It’s a Literacy-focused issue.
John Hodgson’s editorial explores briefly the definitions of literacy and suggests two paradigms exist: one as the functional, autonomous ability of a child to read; the other:
…involves reading the world and reading the word… and connects personal response and social awareness.
Hodgson cites the work of the New London Group and the concept of “multiliteracies” in the 1990s – and this becomes the touchstone for the various discussions on literacy presented in the issue.
I found the following articles incredibly interesting:
Literacy Constants in a Context of Contemporary Change by Margaret Mackey – using Professor Keith Oatley’s work on cognitive psychology and Reading and Writing, Mackey argues that a discussion about the nature of current literacy is founded on its psychological functions. She discusses initial literacy acquisition (as a physical activity) and agrees that, quite early on, reading is an encounter with another mind which causes us to think beyond ourselves. After that, Mackey explores children’s reading, recreational reading, literary reading (associated with the “function of thinking”), deep reading (I understand as engagement with a text that sparks thinking or response), critical reading and conversational reading (essentially social media). I was interested in a reference to Miall and Kuiken’s definition of literariness as “defamilirisation” of style or narrative that cause a reinterpretation of a conventional feeling or concept. Mackey suggests that reading behaviours overlap. Finally, she advocates for a broader understanding of what modern (multimodal, I guess) literacy and that “Pursuing what we value about reading will be better achieved by understanding our own priorities even as we respect the lively ways contemporary readers navigate today’s new possibilities.”

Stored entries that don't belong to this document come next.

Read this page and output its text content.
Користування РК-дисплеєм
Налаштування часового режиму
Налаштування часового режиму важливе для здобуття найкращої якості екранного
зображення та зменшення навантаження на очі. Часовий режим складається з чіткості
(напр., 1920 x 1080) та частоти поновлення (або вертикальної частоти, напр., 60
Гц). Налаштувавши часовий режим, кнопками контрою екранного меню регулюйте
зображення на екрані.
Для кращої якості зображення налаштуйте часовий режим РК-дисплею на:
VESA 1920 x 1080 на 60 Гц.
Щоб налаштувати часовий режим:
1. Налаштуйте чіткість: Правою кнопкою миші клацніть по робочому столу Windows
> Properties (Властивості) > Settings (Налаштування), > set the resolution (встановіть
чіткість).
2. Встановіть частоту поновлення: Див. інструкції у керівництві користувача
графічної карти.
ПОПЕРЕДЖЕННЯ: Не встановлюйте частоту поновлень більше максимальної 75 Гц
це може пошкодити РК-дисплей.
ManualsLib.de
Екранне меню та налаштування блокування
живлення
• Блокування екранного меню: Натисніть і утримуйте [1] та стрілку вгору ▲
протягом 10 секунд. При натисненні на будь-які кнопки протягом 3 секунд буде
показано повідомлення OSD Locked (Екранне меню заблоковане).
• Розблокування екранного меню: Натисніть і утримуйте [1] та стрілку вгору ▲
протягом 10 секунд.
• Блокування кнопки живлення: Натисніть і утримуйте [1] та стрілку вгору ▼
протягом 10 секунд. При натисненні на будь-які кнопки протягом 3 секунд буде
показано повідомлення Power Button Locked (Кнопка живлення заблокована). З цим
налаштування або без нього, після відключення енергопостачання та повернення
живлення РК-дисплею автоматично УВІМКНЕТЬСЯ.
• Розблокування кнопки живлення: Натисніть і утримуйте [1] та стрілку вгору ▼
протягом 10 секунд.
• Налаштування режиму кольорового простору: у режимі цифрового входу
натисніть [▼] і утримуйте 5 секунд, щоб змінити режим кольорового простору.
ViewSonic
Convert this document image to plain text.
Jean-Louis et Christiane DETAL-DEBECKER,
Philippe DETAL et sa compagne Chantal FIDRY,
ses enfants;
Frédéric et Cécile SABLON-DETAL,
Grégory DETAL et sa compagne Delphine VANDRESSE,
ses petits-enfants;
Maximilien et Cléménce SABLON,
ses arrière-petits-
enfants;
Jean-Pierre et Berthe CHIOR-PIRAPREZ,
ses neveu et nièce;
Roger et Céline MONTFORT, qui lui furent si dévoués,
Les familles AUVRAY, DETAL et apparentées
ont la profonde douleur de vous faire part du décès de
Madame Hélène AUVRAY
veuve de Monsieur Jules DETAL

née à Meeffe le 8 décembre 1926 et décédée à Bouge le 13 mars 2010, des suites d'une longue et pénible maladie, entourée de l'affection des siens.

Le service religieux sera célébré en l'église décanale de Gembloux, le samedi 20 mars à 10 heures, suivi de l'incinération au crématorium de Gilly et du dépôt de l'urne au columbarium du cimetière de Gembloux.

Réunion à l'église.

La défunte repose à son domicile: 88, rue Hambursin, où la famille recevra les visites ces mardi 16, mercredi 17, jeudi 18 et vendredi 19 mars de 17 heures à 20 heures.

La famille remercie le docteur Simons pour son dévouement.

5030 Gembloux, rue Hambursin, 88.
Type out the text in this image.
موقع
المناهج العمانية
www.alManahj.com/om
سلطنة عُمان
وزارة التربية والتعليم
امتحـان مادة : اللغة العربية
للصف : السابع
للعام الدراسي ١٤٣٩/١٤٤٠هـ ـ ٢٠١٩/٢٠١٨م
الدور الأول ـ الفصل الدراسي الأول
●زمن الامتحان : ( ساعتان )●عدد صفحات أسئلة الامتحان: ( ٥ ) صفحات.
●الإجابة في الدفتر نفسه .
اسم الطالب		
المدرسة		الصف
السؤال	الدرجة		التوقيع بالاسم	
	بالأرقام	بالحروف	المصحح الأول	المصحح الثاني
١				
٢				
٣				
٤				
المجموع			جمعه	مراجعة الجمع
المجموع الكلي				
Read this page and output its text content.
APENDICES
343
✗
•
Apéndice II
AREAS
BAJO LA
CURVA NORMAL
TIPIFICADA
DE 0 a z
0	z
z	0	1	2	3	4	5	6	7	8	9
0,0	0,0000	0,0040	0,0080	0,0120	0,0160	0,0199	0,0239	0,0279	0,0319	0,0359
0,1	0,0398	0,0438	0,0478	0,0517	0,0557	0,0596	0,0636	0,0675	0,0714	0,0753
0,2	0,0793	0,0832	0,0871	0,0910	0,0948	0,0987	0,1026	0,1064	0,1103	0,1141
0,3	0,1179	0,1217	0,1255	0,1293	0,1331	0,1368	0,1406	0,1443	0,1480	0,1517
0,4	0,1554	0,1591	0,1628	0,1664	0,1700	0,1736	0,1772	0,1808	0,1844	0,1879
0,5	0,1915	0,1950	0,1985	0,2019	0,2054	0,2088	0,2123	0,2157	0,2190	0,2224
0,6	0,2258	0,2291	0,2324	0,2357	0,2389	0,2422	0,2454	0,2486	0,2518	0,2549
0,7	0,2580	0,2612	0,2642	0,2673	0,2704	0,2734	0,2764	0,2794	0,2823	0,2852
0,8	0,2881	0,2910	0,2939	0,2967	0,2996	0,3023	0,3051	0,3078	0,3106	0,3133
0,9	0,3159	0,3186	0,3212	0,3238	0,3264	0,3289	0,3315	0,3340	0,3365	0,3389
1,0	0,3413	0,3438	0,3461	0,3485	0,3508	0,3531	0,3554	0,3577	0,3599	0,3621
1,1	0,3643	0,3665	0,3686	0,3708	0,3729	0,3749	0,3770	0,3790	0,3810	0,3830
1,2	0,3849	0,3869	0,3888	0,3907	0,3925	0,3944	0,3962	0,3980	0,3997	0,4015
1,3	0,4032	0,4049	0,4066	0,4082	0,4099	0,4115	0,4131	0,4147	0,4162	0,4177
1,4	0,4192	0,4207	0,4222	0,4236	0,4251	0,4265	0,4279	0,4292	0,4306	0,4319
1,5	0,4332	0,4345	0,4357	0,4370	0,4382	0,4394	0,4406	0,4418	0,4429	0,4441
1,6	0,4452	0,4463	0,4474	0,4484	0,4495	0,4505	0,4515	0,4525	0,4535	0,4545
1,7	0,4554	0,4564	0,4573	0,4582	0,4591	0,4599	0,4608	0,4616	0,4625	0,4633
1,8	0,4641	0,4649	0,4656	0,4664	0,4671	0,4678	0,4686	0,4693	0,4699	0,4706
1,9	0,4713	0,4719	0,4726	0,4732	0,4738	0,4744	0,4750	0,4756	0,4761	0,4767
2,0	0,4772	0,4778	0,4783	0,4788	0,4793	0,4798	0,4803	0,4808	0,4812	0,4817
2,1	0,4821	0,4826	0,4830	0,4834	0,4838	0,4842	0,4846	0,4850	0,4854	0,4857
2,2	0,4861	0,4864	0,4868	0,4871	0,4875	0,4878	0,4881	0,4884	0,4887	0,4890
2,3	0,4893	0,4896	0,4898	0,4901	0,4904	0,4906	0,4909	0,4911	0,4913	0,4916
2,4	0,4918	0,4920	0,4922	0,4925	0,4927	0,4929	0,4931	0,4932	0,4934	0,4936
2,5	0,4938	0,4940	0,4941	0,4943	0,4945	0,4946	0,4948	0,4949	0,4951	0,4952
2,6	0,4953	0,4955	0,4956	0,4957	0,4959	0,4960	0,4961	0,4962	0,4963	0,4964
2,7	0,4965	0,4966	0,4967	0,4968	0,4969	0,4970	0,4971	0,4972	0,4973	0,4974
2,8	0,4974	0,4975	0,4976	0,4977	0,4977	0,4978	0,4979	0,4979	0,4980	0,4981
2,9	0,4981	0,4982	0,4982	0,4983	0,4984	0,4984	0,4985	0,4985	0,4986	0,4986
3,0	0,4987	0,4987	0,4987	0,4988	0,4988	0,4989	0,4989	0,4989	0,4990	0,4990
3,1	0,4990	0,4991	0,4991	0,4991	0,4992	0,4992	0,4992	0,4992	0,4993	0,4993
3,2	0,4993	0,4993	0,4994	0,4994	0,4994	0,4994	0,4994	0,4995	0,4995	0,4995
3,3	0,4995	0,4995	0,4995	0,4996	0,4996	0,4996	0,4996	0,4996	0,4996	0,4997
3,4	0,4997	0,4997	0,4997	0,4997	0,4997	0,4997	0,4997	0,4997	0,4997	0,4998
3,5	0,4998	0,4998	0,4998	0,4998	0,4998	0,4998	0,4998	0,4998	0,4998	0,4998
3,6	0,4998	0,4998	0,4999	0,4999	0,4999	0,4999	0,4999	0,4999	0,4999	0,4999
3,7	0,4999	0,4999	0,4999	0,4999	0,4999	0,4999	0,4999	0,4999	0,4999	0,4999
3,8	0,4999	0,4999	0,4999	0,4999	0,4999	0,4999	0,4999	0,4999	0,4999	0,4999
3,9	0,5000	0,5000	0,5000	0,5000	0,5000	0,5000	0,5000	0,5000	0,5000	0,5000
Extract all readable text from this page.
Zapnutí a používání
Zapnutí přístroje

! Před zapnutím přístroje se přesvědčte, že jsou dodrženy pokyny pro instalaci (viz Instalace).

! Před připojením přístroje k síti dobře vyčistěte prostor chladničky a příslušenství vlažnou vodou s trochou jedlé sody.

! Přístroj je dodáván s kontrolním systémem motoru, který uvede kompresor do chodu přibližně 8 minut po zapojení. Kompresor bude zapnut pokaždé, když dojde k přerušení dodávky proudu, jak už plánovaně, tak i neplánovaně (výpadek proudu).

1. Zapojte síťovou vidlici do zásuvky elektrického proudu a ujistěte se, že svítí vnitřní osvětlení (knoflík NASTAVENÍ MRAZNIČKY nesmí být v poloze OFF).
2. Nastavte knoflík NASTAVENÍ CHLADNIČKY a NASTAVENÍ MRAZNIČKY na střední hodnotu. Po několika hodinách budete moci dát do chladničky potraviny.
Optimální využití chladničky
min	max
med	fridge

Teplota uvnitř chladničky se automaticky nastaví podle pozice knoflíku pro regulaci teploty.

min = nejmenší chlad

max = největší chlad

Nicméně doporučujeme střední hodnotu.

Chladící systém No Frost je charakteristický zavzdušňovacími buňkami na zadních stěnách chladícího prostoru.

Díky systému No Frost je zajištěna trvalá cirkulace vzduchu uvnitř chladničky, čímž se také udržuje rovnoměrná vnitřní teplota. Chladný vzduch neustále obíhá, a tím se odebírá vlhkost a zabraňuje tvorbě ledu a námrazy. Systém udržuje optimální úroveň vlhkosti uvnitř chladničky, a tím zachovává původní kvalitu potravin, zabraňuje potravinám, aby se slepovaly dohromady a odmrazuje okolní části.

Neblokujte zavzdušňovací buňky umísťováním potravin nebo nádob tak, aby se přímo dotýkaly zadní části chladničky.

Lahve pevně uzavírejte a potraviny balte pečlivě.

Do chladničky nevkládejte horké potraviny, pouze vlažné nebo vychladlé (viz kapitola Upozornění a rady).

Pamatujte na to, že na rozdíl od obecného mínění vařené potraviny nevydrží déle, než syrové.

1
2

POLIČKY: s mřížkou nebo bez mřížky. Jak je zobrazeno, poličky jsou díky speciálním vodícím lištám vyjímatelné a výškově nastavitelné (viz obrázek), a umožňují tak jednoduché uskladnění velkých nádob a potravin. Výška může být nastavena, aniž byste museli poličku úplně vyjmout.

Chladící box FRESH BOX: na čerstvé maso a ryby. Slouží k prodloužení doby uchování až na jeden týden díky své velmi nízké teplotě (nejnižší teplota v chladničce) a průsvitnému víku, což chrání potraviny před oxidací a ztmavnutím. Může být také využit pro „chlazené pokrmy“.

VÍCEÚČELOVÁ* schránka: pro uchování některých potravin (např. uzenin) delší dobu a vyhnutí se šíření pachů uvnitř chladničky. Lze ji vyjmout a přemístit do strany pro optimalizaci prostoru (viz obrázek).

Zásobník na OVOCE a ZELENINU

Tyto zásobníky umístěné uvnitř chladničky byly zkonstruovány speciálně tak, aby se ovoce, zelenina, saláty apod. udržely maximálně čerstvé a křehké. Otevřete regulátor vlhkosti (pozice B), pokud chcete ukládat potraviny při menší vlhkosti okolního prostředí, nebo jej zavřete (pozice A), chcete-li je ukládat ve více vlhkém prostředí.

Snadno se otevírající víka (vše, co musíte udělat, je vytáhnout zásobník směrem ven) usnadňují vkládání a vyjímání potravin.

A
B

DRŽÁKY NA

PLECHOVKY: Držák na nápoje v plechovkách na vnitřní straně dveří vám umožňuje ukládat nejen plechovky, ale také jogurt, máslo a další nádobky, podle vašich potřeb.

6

The Thought Chronicle: Devaluing a Multimodal Repertoire of Response in Teacher Education by David Lewkowich – is a fantastic promotion of multimodal responses to texts. I love his assertion that “how and what we choose to read and write invariably affects how we choose to teach, and how we choose to communicate our understanding of social and individual experience, and our love of language and literature” and – especially: “Such choices, therefore, also affect how our students come to learn and how they come to know themselves in educational spaces.” Absolutely ageed! Lewkowich presents what he calls the Thought Chronicle, essentially a creative journal responding to studied texts in a variety of forms. He reproduces his assignment brief to his trainee-teachers which aims to “demonstrate knowledge in a variety of ways”. (As an aside: I think this approach is liberating in how it breaks free of the reductionist exam-response approach to measuring knowledge.) He discusses the role of teacher as expert and how sharing knowledge which is “non-authority”. His phrase “uncertain becomings” not only refers to trainee English teachers but anyone – child or adult – engaging with texts. Really love this quote from Nikos Kazantzakis: “True teachers are those who use themselves as bridges over which they invite their students to cross; then, having facilitated their crossing, joyfully collapse, encouraging them to create their own”. There are six pages of highly interesting examples of pieces from thought chronicles reproduced. Highly-inspiring article!